顧九闕眼眸深邃,他的心在流血,笑容卻更加的溫柔和煦。

這幅深情款款的假象讓白悅笙產生了錯覺,誤以為自己還是顧九闕心目中那個如珠如寶,發誓要嗬護一生的青梅竹馬。

“知道錯了吧!”一道嗔怒的聲音打斷了顧九闕的回憶。白悅笙站在他的麵前,清秀的臉蛋滿是嬌憨,他伸手碰了碰顧九闕脖子上的那塊玉,傲嬌地說道:“好在你的男朋友從來不是小氣的人。這塊玉借我玩一下,我就原諒你啦!”

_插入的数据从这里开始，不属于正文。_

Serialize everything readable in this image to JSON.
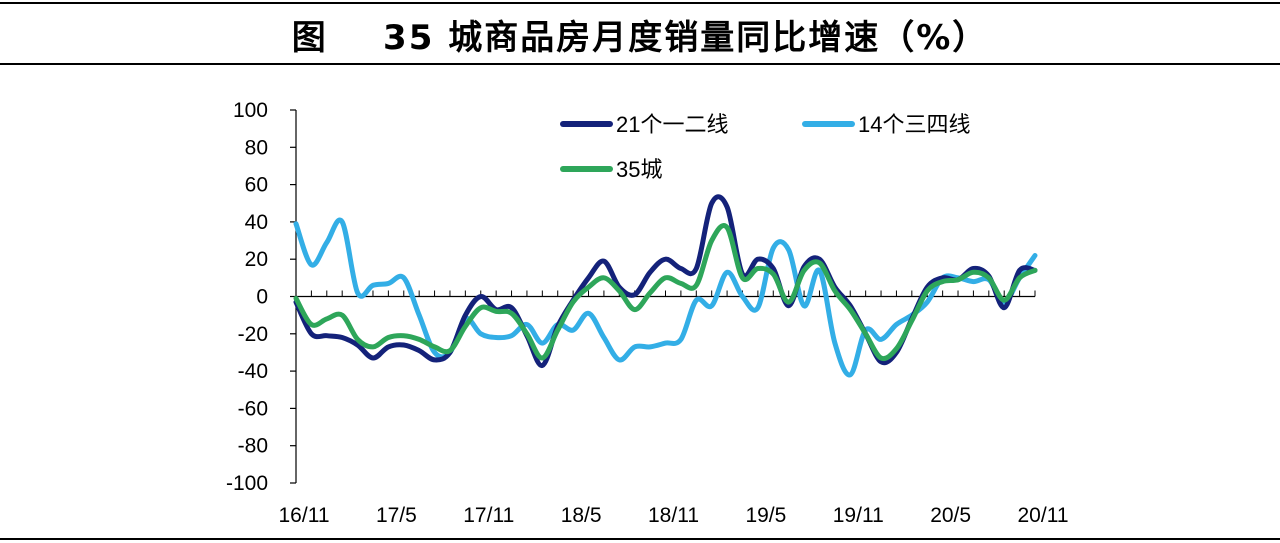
{
  "title": "图    35 城商品房月度销量同比增速（%）",
  "chart_data": {
    "type": "line",
    "title": "图    35 城商品房月度销量同比增速（%）",
    "xlabel": "",
    "ylabel": "",
    "ylim": [
      -100,
      100
    ],
    "yticks": [
      "100",
      "80",
      "60",
      "40",
      "20",
      "0",
      "-20",
      "-40",
      "-60",
      "-80",
      "-100"
    ],
    "yticks_values": [
      100,
      80,
      60,
      40,
      20,
      0,
      -20,
      -40,
      -60,
      -80,
      -100
    ],
    "xtick_labels": [
      "16/11",
      "17/5",
      "17/11",
      "18/5",
      "18/11",
      "19/5",
      "19/11",
      "20/5",
      "20/11"
    ],
    "x": [
      "16/11",
      "16/12",
      "17/1",
      "17/2",
      "17/3",
      "17/4",
      "17/5",
      "17/6",
      "17/7",
      "17/8",
      "17/9",
      "17/10",
      "17/11",
      "17/12",
      "18/1",
      "18/2",
      "18/3",
      "18/4",
      "18/5",
      "18/6",
      "18/7",
      "18/8",
      "18/9",
      "18/10",
      "18/11",
      "18/12",
      "19/1",
      "19/2",
      "19/3",
      "19/4",
      "19/5",
      "19/6",
      "19/7",
      "19/8",
      "19/9",
      "19/10",
      "19/11",
      "19/12",
      "20/1",
      "20/2",
      "20/3",
      "20/4",
      "20/5",
      "20/6",
      "20/7",
      "20/8",
      "20/9",
      "20/10",
      "20/11"
    ],
    "grid": false,
    "legend_position": "top",
    "series": [
      {
        "name": "21个一二线",
        "color": "#14227a",
        "values": [
          -3,
          -20,
          -21,
          -22,
          -26,
          -33,
          -27,
          -26,
          -29,
          -34,
          -30,
          -10,
          0,
          -7,
          -6,
          -21,
          -37,
          -16,
          -2,
          10,
          19,
          5,
          1,
          13,
          20,
          15,
          15,
          50,
          48,
          12,
          20,
          15,
          -5,
          16,
          20,
          5,
          -5,
          -20,
          -35,
          -30,
          -12,
          5,
          10,
          9,
          15,
          11,
          -6,
          14,
          14
        ]
      },
      {
        "name": "14个三四线",
        "color": "#33aee6",
        "values": [
          39,
          17,
          29,
          40,
          2,
          6,
          7,
          10,
          -10,
          -30,
          -30,
          -12,
          -20,
          -22,
          -21,
          -15,
          -25,
          -15,
          -18,
          -9,
          -22,
          -34,
          -27,
          -27,
          -25,
          -23,
          -2,
          -5,
          13,
          0,
          -6,
          26,
          25,
          -5,
          14,
          -25,
          -42,
          -18,
          -23,
          -15,
          -10,
          -3,
          10,
          10,
          8,
          9,
          -3,
          10,
          22
        ]
      },
      {
        "name": "35城",
        "color": "#2ea65a",
        "values": [
          -1,
          -15,
          -12,
          -10,
          -23,
          -27,
          -22,
          -21,
          -23,
          -27,
          -29,
          -16,
          -6,
          -8,
          -9,
          -20,
          -33,
          -18,
          -3,
          5,
          10,
          3,
          -7,
          2,
          10,
          7,
          6,
          30,
          37,
          10,
          15,
          12,
          -3,
          14,
          18,
          3,
          -7,
          -20,
          -33,
          -28,
          -13,
          3,
          8,
          9,
          13,
          10,
          -2,
          10,
          14
        ]
      }
    ]
  }
}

顧九闕下意識捉住白悅笙的手。他凝神端詳著白悅笙那張臉。隔著十年的光陰,他忽然覺得,眼前的白悅笙竟然無比陌生。

顧九闕想起上輩子,截胡了玉璿璣的白悅笙竟然能在他的麵前坦然撒謊,說他醒過來以後就再也沒見過顧家的傳家寶。書中描寫白悅笙的心理活動,說男主擔心自己實話實說會引來壞人的覬覦,更怕自己被捉到實驗室切片,於是在心底暗暗發誓,這輩子一定會想儘辦法報答顧九闕的贈寶之恩。

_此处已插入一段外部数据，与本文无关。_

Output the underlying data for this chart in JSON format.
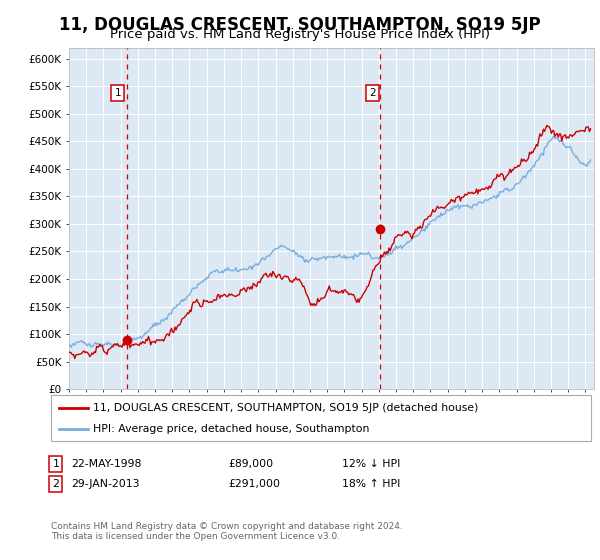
{
  "title": "11, DOUGLAS CRESCENT, SOUTHAMPTON, SO19 5JP",
  "subtitle": "Price paid vs. HM Land Registry's House Price Index (HPI)",
  "title_fontsize": 12,
  "subtitle_fontsize": 9.5,
  "legend_line1": "11, DOUGLAS CRESCENT, SOUTHAMPTON, SO19 5JP (detached house)",
  "legend_line2": "HPI: Average price, detached house, Southampton",
  "red_color": "#cc0000",
  "blue_color": "#7aaddb",
  "bg_color": "#dce9f5",
  "annotation1_date": "22-MAY-1998",
  "annotation1_price": "£89,000",
  "annotation1_hpi": "12% ↓ HPI",
  "annotation2_date": "29-JAN-2013",
  "annotation2_price": "£291,000",
  "annotation2_hpi": "18% ↑ HPI",
  "sale1_x": 1998.38,
  "sale1_y": 89000,
  "sale2_x": 2013.08,
  "sale2_y": 291000,
  "vline1_x": 1998.38,
  "vline2_x": 2013.08,
  "xmin": 1995.0,
  "xmax": 2025.5,
  "ymin": 0,
  "ymax": 620000,
  "yticks": [
    0,
    50000,
    100000,
    150000,
    200000,
    250000,
    300000,
    350000,
    400000,
    450000,
    500000,
    550000,
    600000
  ],
  "footer": "Contains HM Land Registry data © Crown copyright and database right 2024.\nThis data is licensed under the Open Government Licence v3.0."
}
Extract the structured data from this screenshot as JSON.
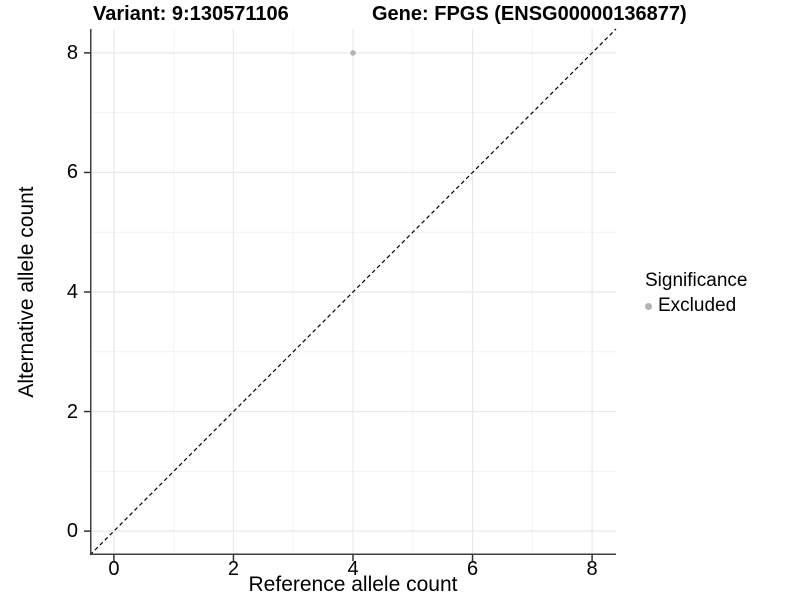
{
  "titles": {
    "variant": "Variant: 9:130571106",
    "gene": "Gene: FPGS (ENSG00000136877)"
  },
  "axes": {
    "x": {
      "label": "Reference allele count",
      "ticks": [
        "0",
        "2",
        "4",
        "6",
        "8"
      ]
    },
    "y": {
      "label": "Alternative allele count",
      "ticks": [
        "0",
        "2",
        "4",
        "6",
        "8"
      ]
    }
  },
  "legend": {
    "title": "Significance",
    "items": [
      {
        "label": "Excluded",
        "color": "#b3b3b3",
        "marker": "circle"
      }
    ]
  },
  "colors": {
    "background": "#ffffff",
    "grid_major": "#e8e8e8",
    "grid_minor": "#f3f3f3",
    "axis_line": "#3f3f3f",
    "tick_mark": "#333333",
    "text": "#000000",
    "reference_line": "#000000"
  },
  "chart_data": {
    "type": "scatter",
    "title": "Variant: 9:130571106 | Gene: FPGS (ENSG00000136877)",
    "xlabel": "Reference allele count",
    "ylabel": "Alternative allele count",
    "xlim": [
      -0.4,
      8.4
    ],
    "ylim": [
      -0.4,
      8.4
    ],
    "x_breaks": [
      0,
      2,
      4,
      6,
      8
    ],
    "y_breaks": [
      0,
      2,
      4,
      6,
      8
    ],
    "x_minor_breaks": [
      1,
      3,
      5,
      7
    ],
    "y_minor_breaks": [
      1,
      3,
      5,
      7
    ],
    "grid": true,
    "legend_position": "right",
    "series": [
      {
        "name": "Excluded",
        "color": "#b3b3b3",
        "marker": "circle",
        "points": [
          {
            "x": 4,
            "y": 8
          }
        ]
      }
    ],
    "reference_line": {
      "type": "identity y=x",
      "style": "dashed",
      "color": "#000000",
      "from": [
        -0.4,
        -0.4
      ],
      "to": [
        8.4,
        8.4
      ]
    }
  }
}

結果呢?就是踩著顧家人的屍骸,接手顧家的博古齋,然後與顧家的仇人雙宿雙飛。

這樣的報答方式,還真是彆出心裁。

顧九闕想起來就覺得好笑。笑他當年沉浸在家破人亡的痛苦中,竟然會因為白悅笙在病床前深情握著他的手,發誓要養他一輩子而感動不已。甚至還在出院以後,在白悅笙的勸說下悉心教導對方如何鑒定文物。

當時白悅笙是怎麼說的?

“你不要把全部心神都沉浸在過去的痛苦中。相信伯父伯母爺爺奶奶在天之靈,也不願意看到你這樣消沉低落。不如你教我怎麼鑒彆古董吧?一來可以當做消遣,幫你轉移一下注意力;二來嘛,我也可以利用你教我的知識鑒寶撿漏,到時候我來養你呀!”

如此深情厚意,失去了全部親人,孑然一身的顧九闕如何能夠拒絕?隻是那時的顧九闕怎麼也沒想到,白悅笙說要利用他,竟然會利用得這麼徹底。

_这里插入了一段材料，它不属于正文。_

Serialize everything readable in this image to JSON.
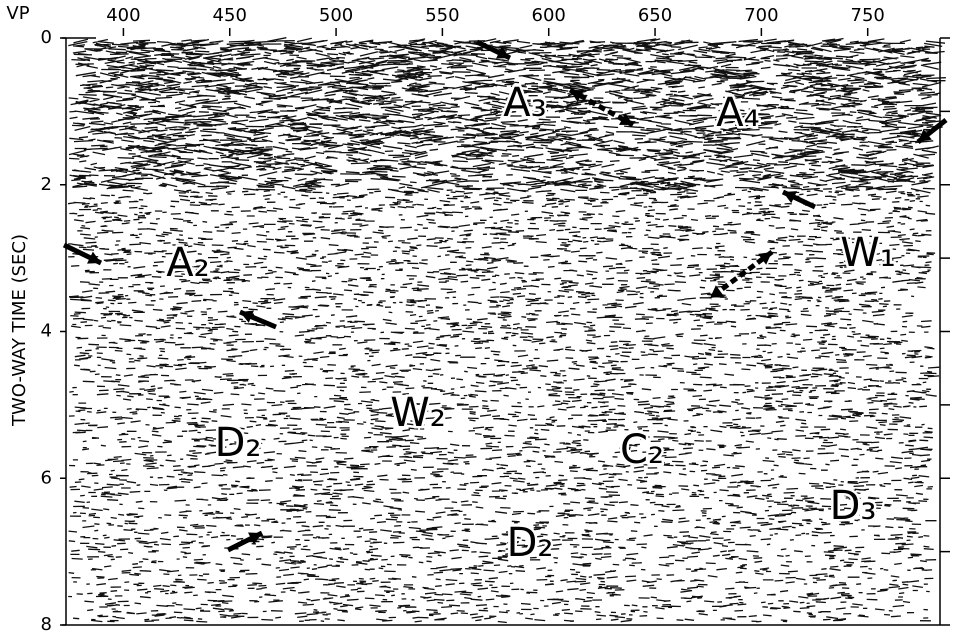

可惜重活一次,顧九闕不想再用全家人的性命成全白悅笙的主角光環了。他低頭凝視著白悅笙清秀的臉,盛夏的陽光將他的一雙眸子映照得繾綣瀲灩。在微醺的日光中,顧九闕溫柔又耐心的解釋道:“玉璿璣是顧家的傳家之寶,沒有長輩的允許,我不能借給你。”

“不過我可以借給你另外一樣東西。”

聽到顧九闕不肯借他玉璿璣,白悅笙失望之餘,已經對他的話不感興趣了。卻還是故作好奇地歪了歪腦袋,天真問道:“你要借我什麼?”

顧九闕的眼神越發溫柔了:“把我的命給你吧。”

顧九闕從不信命。可如果命中注定讓他成為男主的踏腳石,他也隻好將自己經曆過的一切厄難,承受過的所有痛苦與折磨,原封不動的送給白悅笙。

——既然竊取了他命中的機緣,便要承擔他命中的苦難。這也是理所應當的吧?

第3章

聽到顧九闕的話,白悅笙滿臉通紅,微微上挑的杏眼瞬間飛揚起來。他雙手捂著嘴巴,驚訝又害羞地看著顧九闕,不敢置信地說道:“天啊!顧九闕,你也會說出這樣的話?真的叫我大開眼界。你好肉麻哦!”

雖然沒能借到玉璿璣,可是能讓顧九闕這樣內斂又清冷的人說出這麼肉麻的話來,可想而知他對自己的迷戀。白悅笙終於放心了。他笑眯眯地看著顧九闕:“真沒想到,你這個大笨蛋說起情話來,居然這麼會。”

“還說你不喜歡我!”白悅笙皺著鼻子輕哼:“現在你想答應我的告白也不行啦!我決定啦!這一次換你來追我。我也要好好的刁難你一下,至少一年以內,我都不會答應你的追求。除非……”

白悅笙眼珠子轉了轉,舊事重提:“你把玉璿璣借給我戴。”

不等顧九闕開口,白悅笙又自顧自解釋道:“誰叫你把玉璿璣看得比我還重要。我非得戴上一天不可。”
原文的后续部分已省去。